Destruction in the Brazilian Amazon is approaching an all-time high. According to Imazon’s Deforestation Alert System (SAD), logging tripled in March this year compared to the same month in 2022. In the first quarter of 2023 alone, 867 square kilometers of tropical forest were destroyed, the second largest area deforested in the last 16 years.
The idea for PrevisAI came in 2016. The Imazon team was frustrated with existing prediction models: These systems were meant to issue long-term alerts, looking at what would eventually happen in decades. The notifications came after large tracts of forest had already been cleared.
“We needed a new tool that could stay ahead of the devastation,” Carlos Souza Jr., project coordinator for PrevisAI and SAD, told Guardian. So Sousa Jr., along with a team of computer engineers, geostatisticians, and other researchers, got to work.

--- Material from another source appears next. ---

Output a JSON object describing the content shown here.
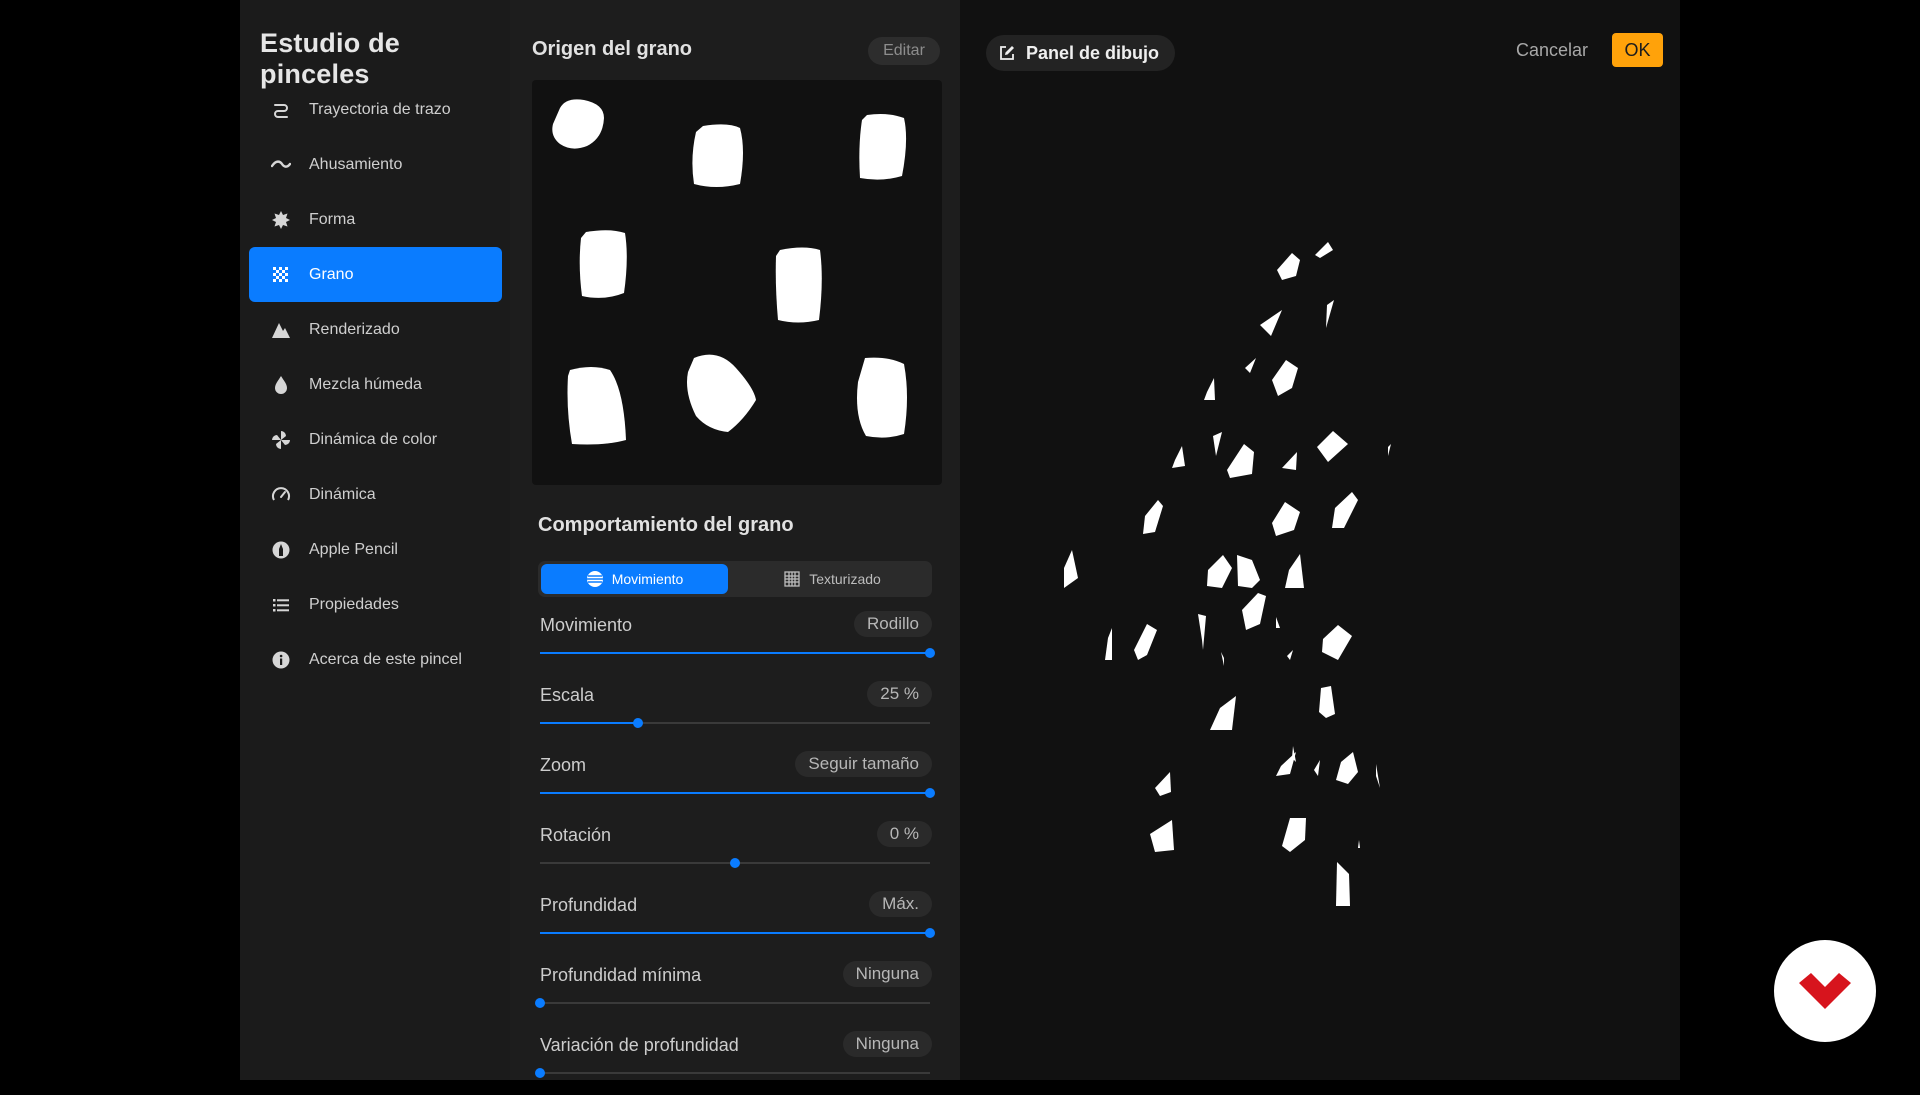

How does the AI that cares for the Amazon work?
The PrevisAI model started from a double approach. First, the analysis of trends in the region, observing historical and geostatistical data on deforestation in the Amazon. When the already logged areas are recent, it means that clearing crews are operating in the area. So the risk is higher for nearby forests.
Secondly, it took into account the variables that slow down deforestation: lands protected by indigenous communities, areas with bodies of water or other lands that do not lend themselves to agricultural expansion, among others. Then the AI would come into play.

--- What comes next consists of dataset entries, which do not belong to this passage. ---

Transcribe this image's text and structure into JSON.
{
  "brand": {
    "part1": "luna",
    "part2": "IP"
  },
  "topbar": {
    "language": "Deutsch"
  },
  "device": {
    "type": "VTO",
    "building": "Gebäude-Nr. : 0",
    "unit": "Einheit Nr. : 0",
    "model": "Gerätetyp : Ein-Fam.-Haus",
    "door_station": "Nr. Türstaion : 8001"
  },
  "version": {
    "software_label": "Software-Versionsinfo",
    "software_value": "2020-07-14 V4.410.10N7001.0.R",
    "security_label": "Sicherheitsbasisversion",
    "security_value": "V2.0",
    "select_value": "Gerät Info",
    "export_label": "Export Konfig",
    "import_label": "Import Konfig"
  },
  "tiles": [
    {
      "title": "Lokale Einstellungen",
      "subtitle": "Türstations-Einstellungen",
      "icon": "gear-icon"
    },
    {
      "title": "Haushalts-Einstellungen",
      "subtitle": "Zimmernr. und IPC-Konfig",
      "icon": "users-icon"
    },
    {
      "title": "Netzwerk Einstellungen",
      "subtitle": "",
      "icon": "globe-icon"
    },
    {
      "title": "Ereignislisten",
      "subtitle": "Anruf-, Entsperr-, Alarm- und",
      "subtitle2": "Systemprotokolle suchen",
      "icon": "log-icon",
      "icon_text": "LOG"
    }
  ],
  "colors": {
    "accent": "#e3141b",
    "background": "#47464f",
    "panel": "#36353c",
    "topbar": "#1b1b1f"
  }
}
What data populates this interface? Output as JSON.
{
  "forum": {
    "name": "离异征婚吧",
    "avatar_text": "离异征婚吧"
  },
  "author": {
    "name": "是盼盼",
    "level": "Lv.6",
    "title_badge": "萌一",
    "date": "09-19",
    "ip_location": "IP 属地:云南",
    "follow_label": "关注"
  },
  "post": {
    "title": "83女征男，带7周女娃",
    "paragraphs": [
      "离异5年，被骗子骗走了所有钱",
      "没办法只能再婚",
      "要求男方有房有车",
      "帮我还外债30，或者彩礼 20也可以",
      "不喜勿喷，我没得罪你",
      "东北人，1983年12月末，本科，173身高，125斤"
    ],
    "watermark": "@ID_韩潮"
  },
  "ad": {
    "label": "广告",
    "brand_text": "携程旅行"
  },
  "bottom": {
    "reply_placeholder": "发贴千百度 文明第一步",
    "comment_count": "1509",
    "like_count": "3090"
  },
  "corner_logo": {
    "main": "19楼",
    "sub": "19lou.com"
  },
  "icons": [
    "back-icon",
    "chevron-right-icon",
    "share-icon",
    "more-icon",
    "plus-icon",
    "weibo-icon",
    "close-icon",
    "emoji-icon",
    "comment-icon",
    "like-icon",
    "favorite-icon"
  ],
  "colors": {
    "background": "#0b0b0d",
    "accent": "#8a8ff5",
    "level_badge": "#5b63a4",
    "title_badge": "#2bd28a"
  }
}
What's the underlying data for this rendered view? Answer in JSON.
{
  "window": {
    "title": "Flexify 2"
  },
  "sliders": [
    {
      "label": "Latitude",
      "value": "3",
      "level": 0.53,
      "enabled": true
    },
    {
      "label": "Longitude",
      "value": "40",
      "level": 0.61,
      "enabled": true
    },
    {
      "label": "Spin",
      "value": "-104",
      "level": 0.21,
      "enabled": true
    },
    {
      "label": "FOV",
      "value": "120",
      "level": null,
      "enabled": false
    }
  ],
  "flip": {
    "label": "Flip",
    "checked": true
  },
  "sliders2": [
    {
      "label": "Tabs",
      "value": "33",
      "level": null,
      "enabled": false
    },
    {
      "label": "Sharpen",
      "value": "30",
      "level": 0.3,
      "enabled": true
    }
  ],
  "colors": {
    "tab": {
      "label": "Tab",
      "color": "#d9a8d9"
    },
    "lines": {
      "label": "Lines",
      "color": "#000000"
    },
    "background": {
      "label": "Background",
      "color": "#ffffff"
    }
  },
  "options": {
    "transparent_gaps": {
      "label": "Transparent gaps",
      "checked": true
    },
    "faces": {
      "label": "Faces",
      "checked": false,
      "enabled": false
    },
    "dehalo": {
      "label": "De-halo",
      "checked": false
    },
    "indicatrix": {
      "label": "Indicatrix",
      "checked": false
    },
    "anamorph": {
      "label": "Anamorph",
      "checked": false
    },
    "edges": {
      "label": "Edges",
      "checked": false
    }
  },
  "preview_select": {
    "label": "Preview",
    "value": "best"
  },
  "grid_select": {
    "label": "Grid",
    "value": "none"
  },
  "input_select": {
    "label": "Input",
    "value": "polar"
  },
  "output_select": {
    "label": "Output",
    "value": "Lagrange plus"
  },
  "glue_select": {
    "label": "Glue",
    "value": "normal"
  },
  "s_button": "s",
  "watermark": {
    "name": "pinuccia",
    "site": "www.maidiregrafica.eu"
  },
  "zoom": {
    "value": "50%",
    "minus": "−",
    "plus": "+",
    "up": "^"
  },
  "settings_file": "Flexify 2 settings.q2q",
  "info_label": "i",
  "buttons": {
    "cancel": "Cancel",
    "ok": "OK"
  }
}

With PrevisIA, the idea was to hand over all the work to a AI that will automate the mapping of sectors of the Amazon. In this way, the analyzes would be carried out faster and more frequent updates could be offered. Researchers used to manually review thousands of satellite images.
In 2021 they found the last thing they needed. The Imazon team achieved a partnership with Microsoft and Fundo Vale, which provided them with a computational infrastructure with enough capacity to launch the initiative.
One tool for multiple actors
“Technology has always been the reason why we were able to control deforestation,” Juliano Assunção, a professor at the Pontifical Catholic University of Rio de Janeiro, told The Guardian. “PrevisAA is a natural evolution of this incorporation of technology in the fight to protect the Amazon, and one with a lot of potential.”
The tool is already there, now someone is needed to take advantage of it. Assunção says the obvious entities that could benefit from using PrevisAA are government agencies. Imazon has official partnerships with a handful of state attorney’s offices in the region.
The academic, however, believes that there are many other institutions not directly involved that could take advantage of the platform. Banks, investors and customers of products in the region, that could use this information to make better decisions, both from the economic and environmental point of view. Thus, the opportunities to save the Amazon would grow considerably.